In this article “The Pearls of Obedience”, Stanley Milgram asserts that obedience to authority is a common response for many people in today’s society, often diminishing an individuals beliefs or ideals. Stanley Milgram designs an experiment to understand how strong a person’s tendency to obey authority is, even though it is amoral or destructive. Stanley Milgram bases his experiment on three people: a learner, teacher, and experimenter. The experimenter is simply an overseer of the experiment, and is concerned with the outcome of punishing the learner.
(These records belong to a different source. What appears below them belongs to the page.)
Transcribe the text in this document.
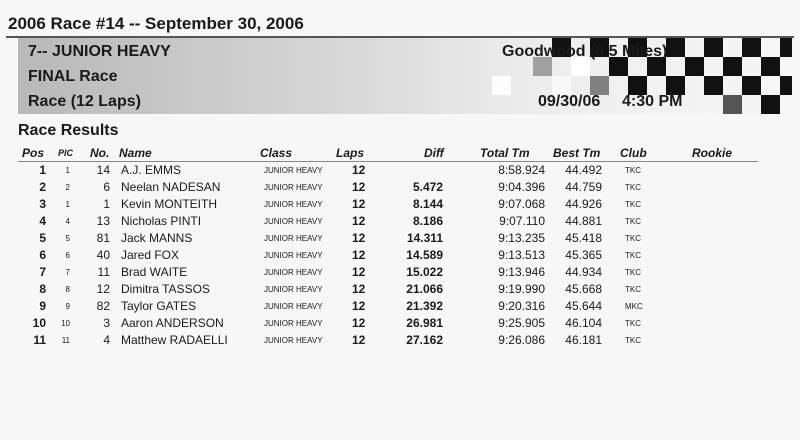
2006 Race #14 -- September 30, 2006
7-- JUNIOR HEAVY
FINAL Race
Race (12 Laps)
Goodwood (0.5 Miles)
09/30/06 4:30 PM
Race Results
Pos PIC No. Name	Class	Laps	Diff	Total Tm Best Tm Club	Rookie
1 1 14 A.J. EMMS	JUNIOR HEAVY 12	8:58.924 44.492	TKC
2 2	6 Neelan NADESAN	JUNIOR HEAVY 12	5.472	9:04.396 44.759	TKC
3 1	1 Kevin MONTEITH	JUNIOR HEAVY 12	8.144	9:07.068 44.926	TKC
4 4 13 Nicholas PINTI	JUNIOR HEAVY 12	8.186	9:07.110 44.881	TKC
5 5 81 Jack MANNS	JUNIOR HEAVY 12	14.311	9:13.235 45.418	TKC
6 6 40 Jared FOX	JUNIOR HEAVY 12	14.589	9:13.513 45.365	TKC
7 7 11 Brad WAITE	JUNIOR HEAVY 12	15.022	9:13.946 44.934	TKC
8 8 12 Dimitra TASSOS	JUNIOR HEAVY 12	21.066	9:19.990 45.668	TKC
9 9 82 Taylor GATES	JUNIOR HEAVY 12	21.392	9:20.316 45.644	MKC
10 10	3 Aaron ANDERSON	JUNIOR HEAVY 12	26.981	9:25.905 46.104	TKC
11 11	4 Matthew RADAELLI	JUNIOR HEAVY 12	27.162	9:26.086 46.181	TKC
The teacher, who is the subject of the experiment, is made to believe the electrical shocks are real; he is responsible for obeying the experimenter and punishing the learner for incorrect answers by electrocuting him from an electric shock panel that increases from 15 to 450 volts. The learner is actually an actor who is strapped to a harmless electric chair. He is told several pairs of words, and must remember and repeat these pairings with the make-believe fear of being electrocuted for incorrect answers. The foretold outcome or this experiment was expressed by several people who are familiar with behavioral sciences. They predicted that the majority of subjects would not pass 150 volts, and that a few crazed lunatics would reach the maximum voltage.
This conclusion was disproved from Milgram’s experiment. The majority of the subjects obeyed the experimenter to the end. There were several reactions to the experiment. Some people showed signs of tension or stress, others laughed, and some showed no signs of discomfort throughout the experiment. Subjects often felt satisfaction by obeying the experimenter. This gives proof to the belief that many people obey authority to show they are doing a good job, and perceived as loyal by the experimenter or society, which ever the case may be.
One theory used to explain this experiment, is one of hidden aggression. According to this concept, people suppress aggressive behavior, and the experiment allows them to express this anger. Therefore when an individual is placed in a situation where he has control over another individual, whom he is able to punish repeatedly, all demented and hidden anger will be revealed. This theory is put in question, when a variation of Stanley Milgram’s original experiment is described.
This experiment enables the subject, not the experimenter, to choose the level of shock for incorrect answers. The results confirm that the majority of subjects did not pass the first loud protest. Stanley Milgram believes the most basic lesson of this experiment is that common people with no particular aggression, will carryout their jobs and become instruments of an evil operation. Most importantly, very few people have the constitution to express their beliefs, even when ruinous effects of their behavior is apparent. This was explained in the experiment when many teachers showed signs of discomfort while carrying out the experimenters orders. The subjects were afraid to show defiance or arrogance toward the experimenter.
The order of modern society is much to blame for the problem of obedience. Society has bee segregated into people performing specific jobs that erase an individuals quality of life and work. To illustrate this segregation, Stanley Milgram modified the basic experiment so that there would be an additional person. The subject was responsible for asking the questions, and the additional person was used to carry out the electrocution.
A majority of the subjects completed the experiment and found the, not themselves responsible for the pain inflicted on the learner. This experiment helps reveal that in today’s world an individual is blind to the entire scheme but only a small portion, and is consequently incapable to perform for the overall good. Because of this segregation, no one is confronted with the effect of destructive acts. This is a disastrous flaw in the structure of modern society, resulting in organized evil.